We’ve always appreciated any coverage we’ve received for our work and the issues we discussed at City Caucus. The Vancouver Courier has been generous over the years covering various community efforts I’ve been involved with, and they published this great report on the wrap up of the City Caucus blog.

Founders pull plug on well-known Vancouver political blog

By Naoibh O’Connor, Vancouver Courier

City Caucus ceased operating its political blog this week after co-founders Mike Klassen and Daniel Fontaine couldn’t justify the personal time and effort it took to run the website.

The site launched three-and-a-half years ago and recently surpassed five million page views. Fontaine was former NPA mayor Sam Sullivan’s chief of staff. Klassen ran unsuccessfully as an NPA candidate for city council last November, placing 13th in the race for 10 seats.

Klassen said updating the blog was an immense amount of work, but it didn’t make money other than during the Olympics when it pulled in about $10,000 worth of advertising thanks to the site’s free events guide, which generated a lot of traffic.

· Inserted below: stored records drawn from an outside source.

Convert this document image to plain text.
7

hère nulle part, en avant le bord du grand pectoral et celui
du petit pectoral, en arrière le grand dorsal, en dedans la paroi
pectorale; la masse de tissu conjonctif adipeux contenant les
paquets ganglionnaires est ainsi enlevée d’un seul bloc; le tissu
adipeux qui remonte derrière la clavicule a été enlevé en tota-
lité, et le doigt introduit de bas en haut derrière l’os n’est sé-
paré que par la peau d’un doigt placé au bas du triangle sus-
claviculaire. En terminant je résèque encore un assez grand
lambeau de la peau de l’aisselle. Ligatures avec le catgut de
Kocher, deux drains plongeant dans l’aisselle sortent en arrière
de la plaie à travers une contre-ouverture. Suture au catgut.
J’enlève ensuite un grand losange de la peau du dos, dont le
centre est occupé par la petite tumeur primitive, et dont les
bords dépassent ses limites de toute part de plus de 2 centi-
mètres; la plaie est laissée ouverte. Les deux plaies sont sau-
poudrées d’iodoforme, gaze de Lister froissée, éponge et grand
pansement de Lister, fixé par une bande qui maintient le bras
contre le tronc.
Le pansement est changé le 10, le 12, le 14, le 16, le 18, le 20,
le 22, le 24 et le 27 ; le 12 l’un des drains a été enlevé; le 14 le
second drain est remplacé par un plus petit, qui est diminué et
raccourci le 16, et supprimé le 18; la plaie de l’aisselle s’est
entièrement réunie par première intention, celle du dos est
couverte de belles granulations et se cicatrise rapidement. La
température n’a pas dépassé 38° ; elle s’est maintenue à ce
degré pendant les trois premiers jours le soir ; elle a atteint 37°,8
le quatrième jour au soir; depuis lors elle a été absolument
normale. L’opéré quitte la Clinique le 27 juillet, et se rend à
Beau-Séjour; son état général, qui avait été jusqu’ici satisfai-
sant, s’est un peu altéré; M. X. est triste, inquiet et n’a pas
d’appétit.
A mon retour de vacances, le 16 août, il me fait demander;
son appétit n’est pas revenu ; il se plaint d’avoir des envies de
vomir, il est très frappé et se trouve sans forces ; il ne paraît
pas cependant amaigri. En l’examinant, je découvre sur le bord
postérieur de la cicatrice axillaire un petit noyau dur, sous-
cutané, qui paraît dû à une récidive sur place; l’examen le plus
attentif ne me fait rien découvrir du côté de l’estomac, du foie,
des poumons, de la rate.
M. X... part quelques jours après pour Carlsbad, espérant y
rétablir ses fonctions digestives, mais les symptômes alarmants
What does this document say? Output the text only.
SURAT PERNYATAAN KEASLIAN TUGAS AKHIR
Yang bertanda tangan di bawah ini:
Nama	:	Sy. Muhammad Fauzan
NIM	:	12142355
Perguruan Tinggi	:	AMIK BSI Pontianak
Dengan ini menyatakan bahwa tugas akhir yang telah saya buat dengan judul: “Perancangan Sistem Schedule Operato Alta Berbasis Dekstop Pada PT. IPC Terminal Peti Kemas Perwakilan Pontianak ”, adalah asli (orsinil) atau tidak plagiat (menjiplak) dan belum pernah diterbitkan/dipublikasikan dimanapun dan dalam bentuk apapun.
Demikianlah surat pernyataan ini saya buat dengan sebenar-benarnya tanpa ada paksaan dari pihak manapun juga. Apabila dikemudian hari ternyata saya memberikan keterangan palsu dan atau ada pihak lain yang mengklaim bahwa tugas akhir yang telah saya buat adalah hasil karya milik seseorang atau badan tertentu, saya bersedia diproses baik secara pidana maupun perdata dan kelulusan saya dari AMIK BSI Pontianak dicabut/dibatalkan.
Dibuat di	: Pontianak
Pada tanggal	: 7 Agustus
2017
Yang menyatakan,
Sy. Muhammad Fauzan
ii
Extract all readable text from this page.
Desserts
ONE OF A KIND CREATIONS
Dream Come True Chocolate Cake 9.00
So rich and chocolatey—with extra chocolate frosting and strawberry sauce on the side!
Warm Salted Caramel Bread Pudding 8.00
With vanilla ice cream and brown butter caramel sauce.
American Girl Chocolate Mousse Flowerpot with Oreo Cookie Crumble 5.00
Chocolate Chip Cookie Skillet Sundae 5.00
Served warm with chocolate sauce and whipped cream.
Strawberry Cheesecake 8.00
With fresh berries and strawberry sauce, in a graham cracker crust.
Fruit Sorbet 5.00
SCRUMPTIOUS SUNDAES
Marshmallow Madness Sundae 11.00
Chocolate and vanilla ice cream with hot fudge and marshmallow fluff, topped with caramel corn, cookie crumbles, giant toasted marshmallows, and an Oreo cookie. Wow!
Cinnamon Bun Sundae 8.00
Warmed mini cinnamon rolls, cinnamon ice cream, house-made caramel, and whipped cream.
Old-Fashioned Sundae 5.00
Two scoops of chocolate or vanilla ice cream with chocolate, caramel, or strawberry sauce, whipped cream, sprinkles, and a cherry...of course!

“That was the only time where we actually made a lot of money. Google Adwords really only brings in a very nominal amount of money. There was the occasional time somebody would run an ad,” he said, citing a few hundred dollars from Sam Sullivan’s Urban Forum ads. “But it was all very modest. It was not really a financially beneficial endeavor.”

Klassen feels City Caucus changed the way municipal politics is discussed and that it used Freedom of Information requests to tell interesting stories about how municipal governments worked. The downside of that, he added, is that city hall became “even more secretive and more insular.”

“They became much more guarded. They changed all their policy around letting staff speak to the media… And what we’ve seen is a very top down, very tightly controlled type of municipal government taking the place of probably a more open city, not unlike we’re seeing in provincial and federal governments.”

Klassen brushes off criticism City Caucus was an NPA blog, saying people need labels to help them understand politics. But he maintains its approach to public policy was “incredibly progressive.”

“We were very vocal anti-sprawl people. We had very strong feelings about openness and transparency in government. We advocated very strongly for good public facilities and we also realized that in order to save the environment you need to have successful, walkable cities and there’s only a few ways you can achieve that and one is to build the city well. So I don’t know if we represented the NPA or the NPA represented some of our positions,” he said.

Klassen, a communications consultant, is now looking at “new opportunities” in a similar field.

City Caucus’s Twitter account and Facebook Fan page will remain active.

Vision Vancouver park board commissioner Sarah Blyth thanked City Caucus for its “service and participation in democracy” after its final post.

“In order to have democracy, we need everybody speaking,” she told the Courier. “I do respect the time and effort people put in to engage in democracy where all voices are heard—I do respect that.”

Was the blog too tough on Vision?

“I think they were wrong at times. I didn’t agree with it because I have a different point of view,” she said.